Als Ergebnis der Untersuchung stellt sich heraus, dass die Kapitel 4 und 5 ursprünglich nichts mit der Daniel-Figur zu tun hatten, ebenso wenig einen Bezug zur Weltreich-Problematik. Ihr Kernbestand sind wenige Verse, in Kapitel 4 ein Gedicht über den Weltenbaum (V. 7–12*) und seine Deutung durch einen Beltschazzar (V. 25–30*), in Kapitel 5 ein knappes Erzählfragment aus V. 1.4.5.25: Während Belschazzars Gastmahl erscheint eine Hand und schreibt das »mene mene tekel upharsin« auf die Wand. Erst durch eine Redaktion wurden die Geschichten zu Hofgeschichten um die Figur des Daniel erweitert. Demgegenüber gehöre Daniel zum Kernbestand von Dan 6 und dem Löwengruben-Abschnitt aus Bel et Draco, hier sieht die Vfn. den ältesten Haftpunkt der Daniel-Tradition. Die Ergebnisse zu den einzelnen Kapiteln werden übersichtlich dargestellt, so dass man dem Argumentationsfortschritt gut folgen kann.
So beherzt das literarkritische Skalpell beim Herauspräparieren der kleinen Erzählkerne angesetzt wird, so zögerlich wird die Vfn. dann bei der Zuweisung der Elemente zu Redaktionen. Hier kommt sie mit nur zwei Bearbeitungsschritten für die drei Kapitel aus, nur gelegentlich wird die Möglichkeit einer Glosse konstatiert. Diese beiden Redaktionen werden dann auch noch in den anderen Kapiteln des Buches gesehen, wobei die Vfn. zugibt, dass es sich hier um Vermutungen handelt, da explizite, redaktionstypische Querverbindungen fehlen (373). Hier scheint mir ein gewisser Systemzwang zu walten, wenn etwa die erste Redaktion auch für das Konkurrenzmotiv in Dan 2 verantwortlich sein soll (357).

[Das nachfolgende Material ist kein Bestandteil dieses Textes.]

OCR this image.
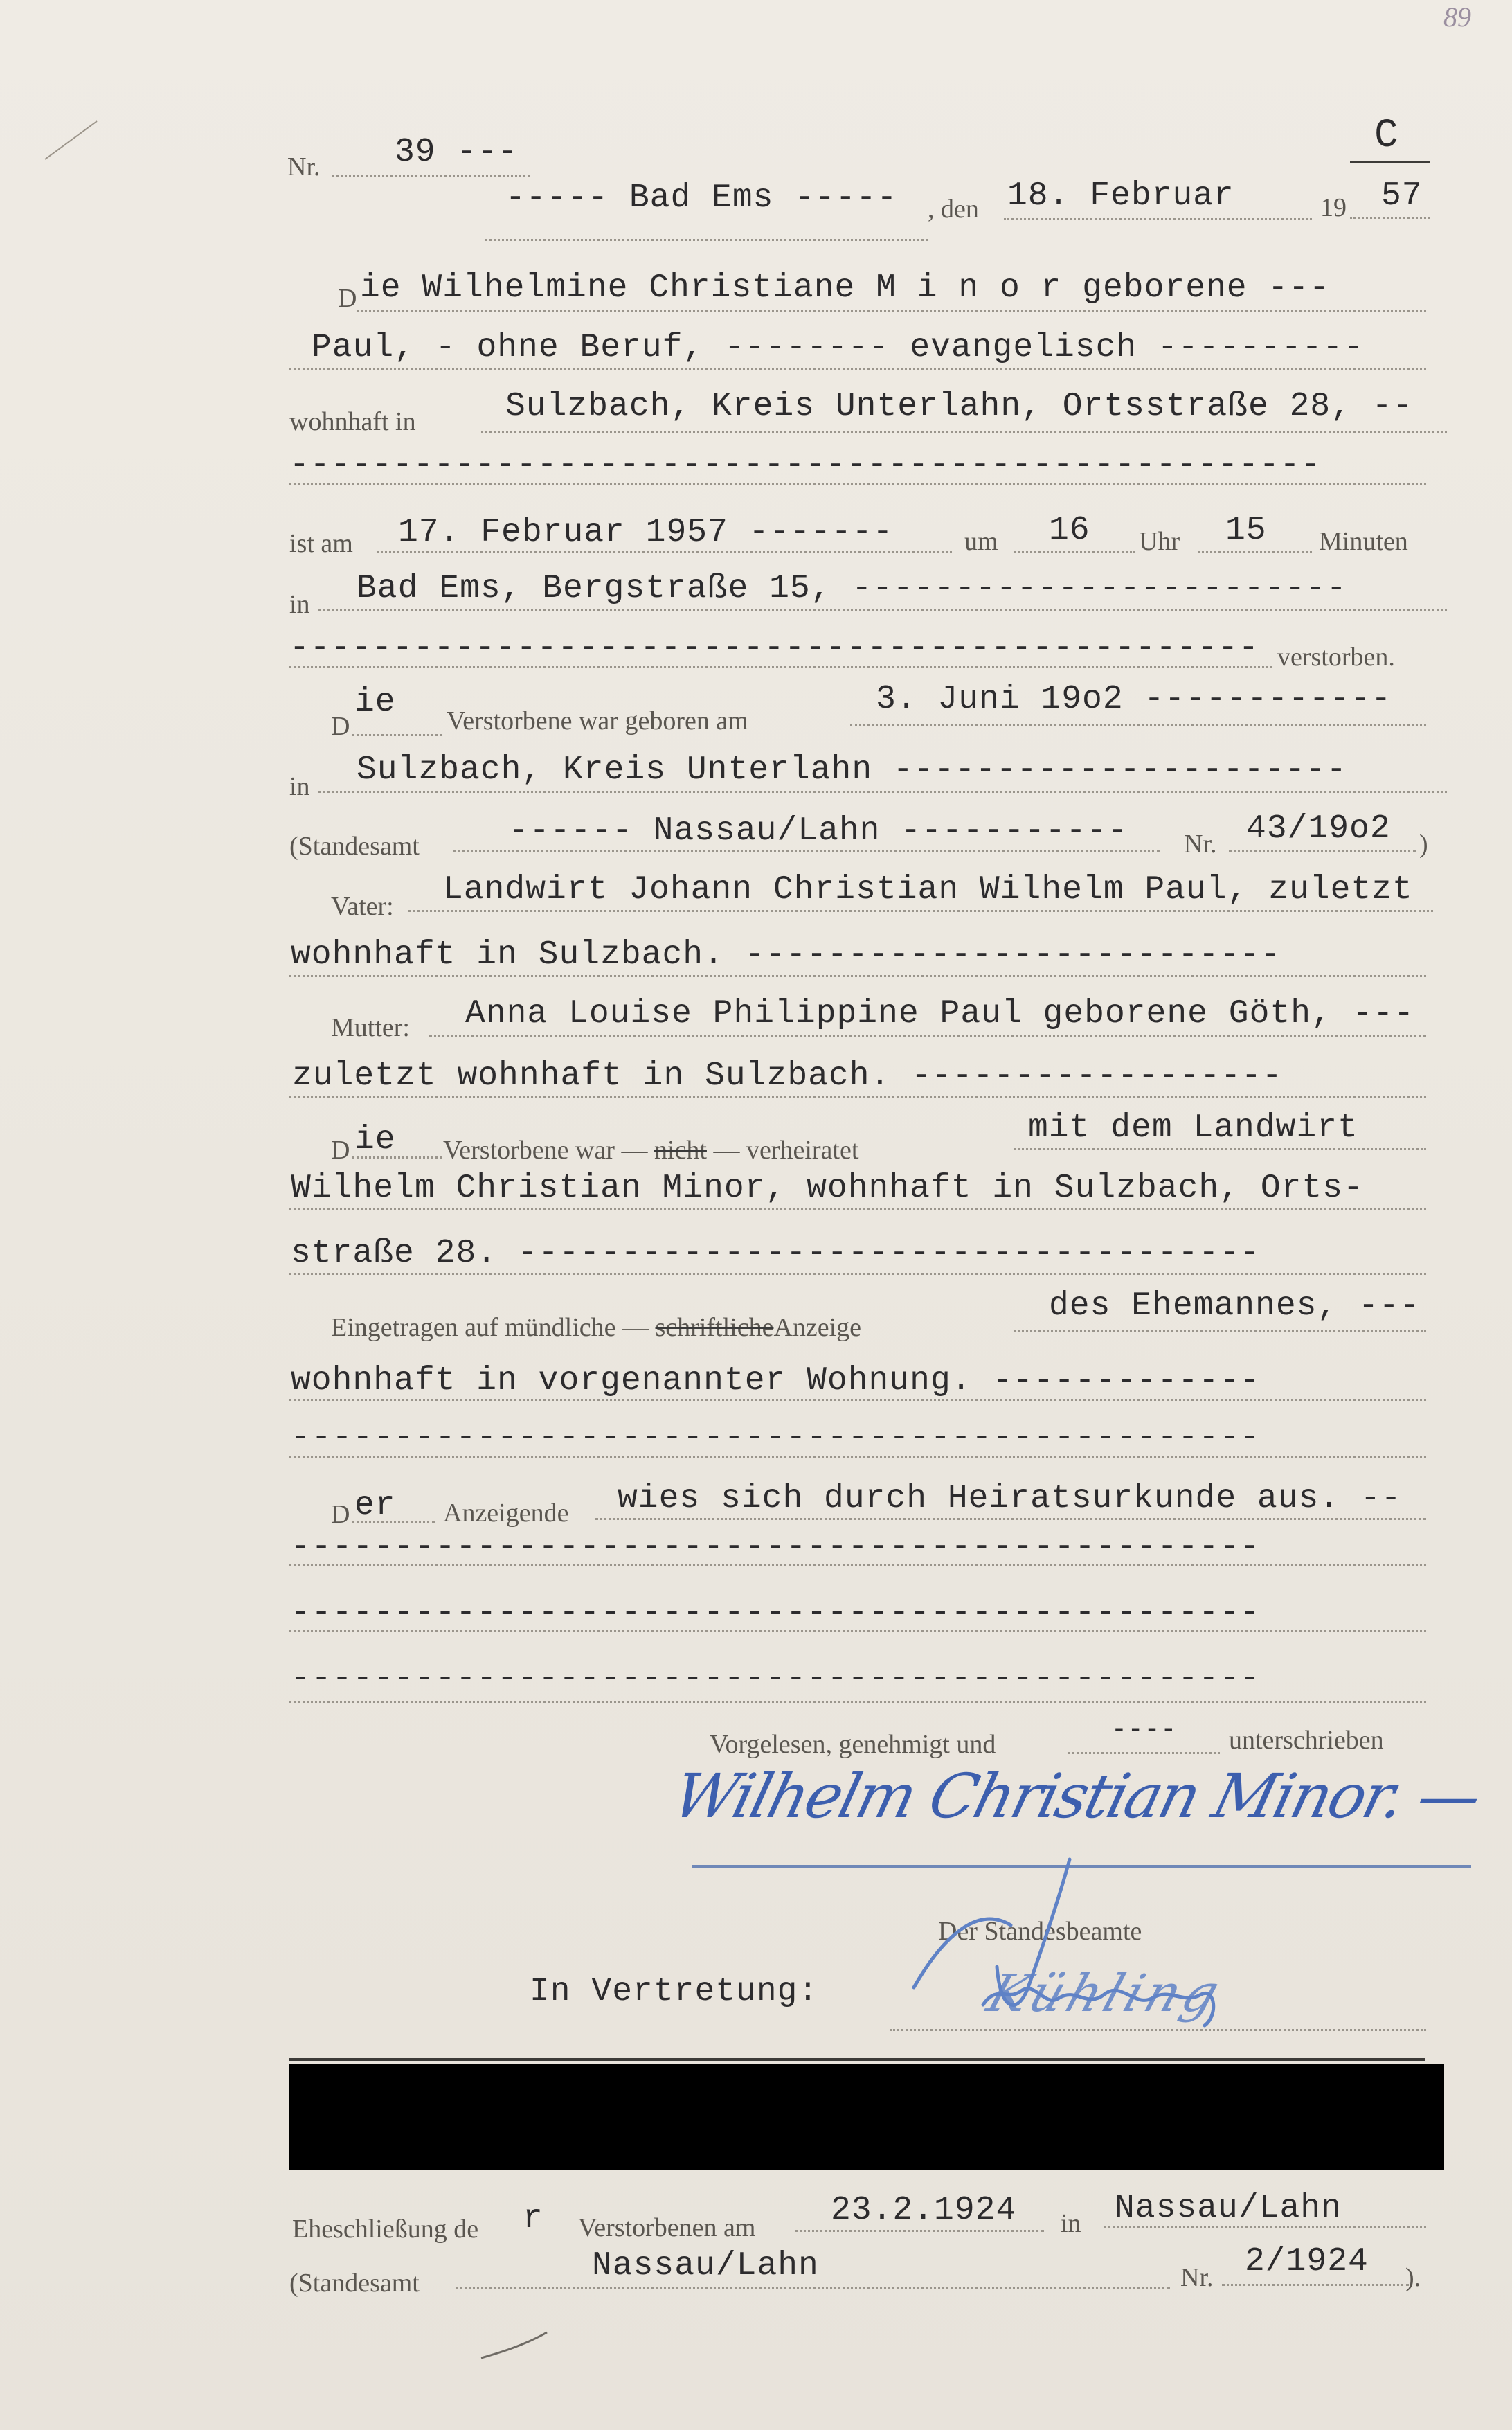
89
Nr. 39 ---	C
----- Bad Ems ----- , den 18. Februar	19 57
D ie Wilhelmine Christiane M i n o r geborene ---
Paul, - ohne Beruf, -------- evangelisch ----------
wohnhaft in	Sulzbach, Kreis Unterlahn, Ortsstraße 28, --
--------------------------------------------------
ist am 17. Februar 1957 -------	um 16 Uhr 15 Minuten
in Bad Ems, Bergstraße 15, ------------------------
----------------------------------------------- verstorben.
D
ie Verstorbene war geboren am
3. Juni 19o2 ------------
in Sulzbach, Kreis Unterlahn ----------------------
(Standesamt	------ Nassau/Lahn ----------- Nr. 43/19o2 )
Vater: Landwirt Johann Christian Wilhelm Paul, zuletzt
wohnhaft in Sulzbach. --------------------------
Mutter: Anna Louise Philippine Paul geborene Göth, ---
zuletzt wohnhaft in Sulzbach. ------------------
D ie Verstorbene war — nicht — verheiratet
mit dem Landwirt
Wilhelm Christian Minor, wohnhaft in Sulzbach, Orts-
straße 28. ------------------------------------
Eingetragen auf mündliche — schriftlicheAnzeige
des Ehemannes, ---
wohnhaft in vorgenannter Wohnung. -------------
-----------------------------------------------
D er Anzeigende wies sich durch Heiratsurkunde aus. --
-----------------------------------------------
-----------------------------------------------
-----------------------------------------------
Vorgelesen, genehmigt und	---- unterschrieben
Wilhelm Christian Minor. —
Der Standesbeamte
In Vertretung:	Kühling
Eheschließung de r Verstorbenen am 23.2.1924 in Nassau/Lahn
(Standesamt	Nassau/Lahn	Nr. 2/1924 ).
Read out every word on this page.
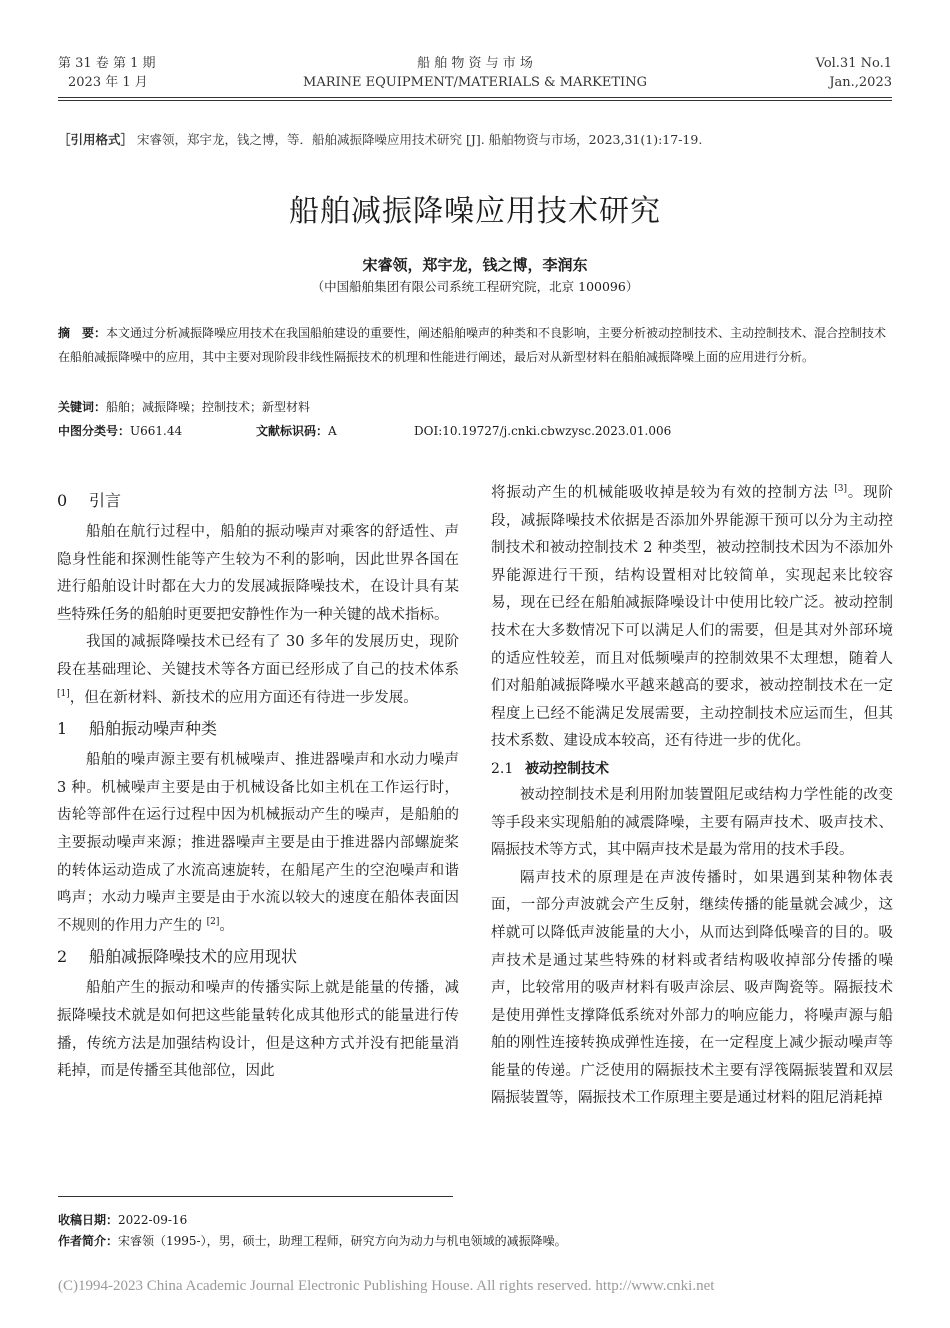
第 31 卷 第 1 期
2023 年 1 月
船 舶 物 资 与 市 场
MARINE EQUIPMENT/MATERIALS & MARKETING
Vol.31 No.1
Jan.,2023
［引用格式］ 宋睿领，郑宇龙，钱之博，等．船舶减振降噪应用技术研究 [J]. 船舶物资与市场，2023,31(1):17-19.
船舶减振降噪应用技术研究
宋睿领，郑宇龙，钱之博，李润东
（中国船舶集团有限公司系统工程研究院，北京 100096）
摘　要：本文通过分析减振降噪应用技术在我国船舶建设的重要性，阐述船舶噪声的种类和不良影响，主要分析被动控制技术、主动控制技术、混合控制技术在船舶减振降噪中的应用，其中主要对现阶段非线性隔振技术的机理和性能进行阐述，最后对从新型材料在船舶减振降噪上面的应用进行分析。
关键词：船舶；减振降噪；控制技术；新型材料
中图分类号：U661.44	文献标识码：A	DOI:10.19727/j.cnki.cbwzysc.2023.01.006
0 引言

船舶在航行过程中，船舶的振动噪声对乘客的舒适性、声隐身性能和探测性能等产生较为不利的影响，因此世界各国在进行船舶设计时都在大力的发展减振降噪技术，在设计具有某些特殊任务的船舶时更要把安静性作为一种关键的战术指标。

我国的减振降噪技术已经有了 30 多年的发展历史，现阶段在基础理论、关键技术等各方面已经形成了自己的技术体系 [1]，但在新材料、新技术的应用方面还有待进一步发展。

1 船舶振动噪声种类

船舶的噪声源主要有机械噪声、推进器噪声和水动力噪声 3 种。机械噪声主要是由于机械设备比如主机在工作运行时，齿轮等部件在运行过程中因为机械振动产生的噪声，是船舶的主要振动噪声来源；推进器噪声主要是由于推进器内部螺旋桨的转体运动造成了水流高速旋转，在船尾产生的空泡噪声和谐鸣声；水动力噪声主要是由于水流以较大的速度在船体表面因不规则的作用力产生的 [2]。

2 船舶减振降噪技术的应用现状

船舶产生的振动和噪声的传播实际上就是能量的传播，减振降噪技术就是如何把这些能量转化成其他形式的能量进行传播，传统方法是加强结构设计，但是这种方式并没有把能量消耗掉，而是传播至其他部位，因此

将振动产生的机械能吸收掉是较为有效的控制方法 [3]。现阶段，减振降噪技术依据是否添加外界能源干预可以分为主动控制技术和被动控制技术 2 种类型，被动控制技术因为不添加外界能源进行干预，结构设置相对比较简单，实现起来比较容易，现在已经在船舶减振降噪设计中使用比较广泛。被动控制技术在大多数情况下可以满足人们的需要，但是其对外部环境的适应性较差，而且对低频噪声的控制效果不太理想，随着人们对船舶减振降噪水平越来越高的要求，被动控制技术在一定程度上已经不能满足发展需要，主动控制技术应运而生，但其技术系数、建设成本较高，还有待进一步的优化。

2.1 被动控制技术

被动控制技术是利用附加装置阻尼或结构力学性能的改变等手段来实现船舶的减震降噪，主要有隔声技术、吸声技术、隔振技术等方式，其中隔声技术是最为常用的技术手段。

隔声技术的原理是在声波传播时，如果遇到某种物体表面，一部分声波就会产生反射，继续传播的能量就会减少，这样就可以降低声波能量的大小，从而达到降低噪音的目的。吸声技术是通过某些特殊的材料或者结构吸收掉部分传播的噪声，比较常用的吸声材料有吸声涂层、吸声陶瓷等。隔振技术是使用弹性支撑降低系统对外部力的响应能力，将噪声源与船舶的刚性连接转换成弹性连接，在一定程度上减少振动噪声等能量的传递。广泛使用的隔振技术主要有浮筏隔振装置和双层隔振装置等，隔振技术工作原理主要是通过材料的阻尼消耗掉

收稿日期：2022-09-16
作者简介：宋睿领（1995-），男，硕士，助理工程师，研究方向为动力与机电领域的减振降噪。
(C)1994-2023 China Academic Journal Electronic Publishing House. All rights reserved. http://www.cnki.net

Erst am Ende kommt die Vfn. auf die externen Problemanzeiger wie die LXX und die Nabonid-Texte zu sprechen und versucht, sie in ihr Bild zu implementieren. Besonders der Umgang mit der LXX scheint mir methodisch nicht angemessen zu sein. So wundert es auch nicht, dass die Ergebnisse dazu eher vage sind; es wird angenommen, dass eine alte Sammlung von Kapitel 4–6 existierte, die möglicherweise auch für die abweichende LXX verantwortlich ist. Von dieser alten Vorstufe aus hätten sich dann eigenständige Re­daktionen hin zu dem jeweiligen Text von MT und LXX entwickelt (374). Das Verhältnis dieses Textwachstums zu den beiden in der Arbeit postulierten Redaktionen, die ja zum heutigen MT-Text führten, bleibt ungeklärt.
Die Lektüre der Arbeit kann wegen der sorgfältigen Untersuchung zur Komposition empfohlen werden. Die Überlegungen zur Redaktionskritik haben weniger überzeugt und nähren die prinzipiellen Zweifel, ob das komplexe Wachstum des Danielbuches mit solcher Gewissheit aufgeklärt werden kann.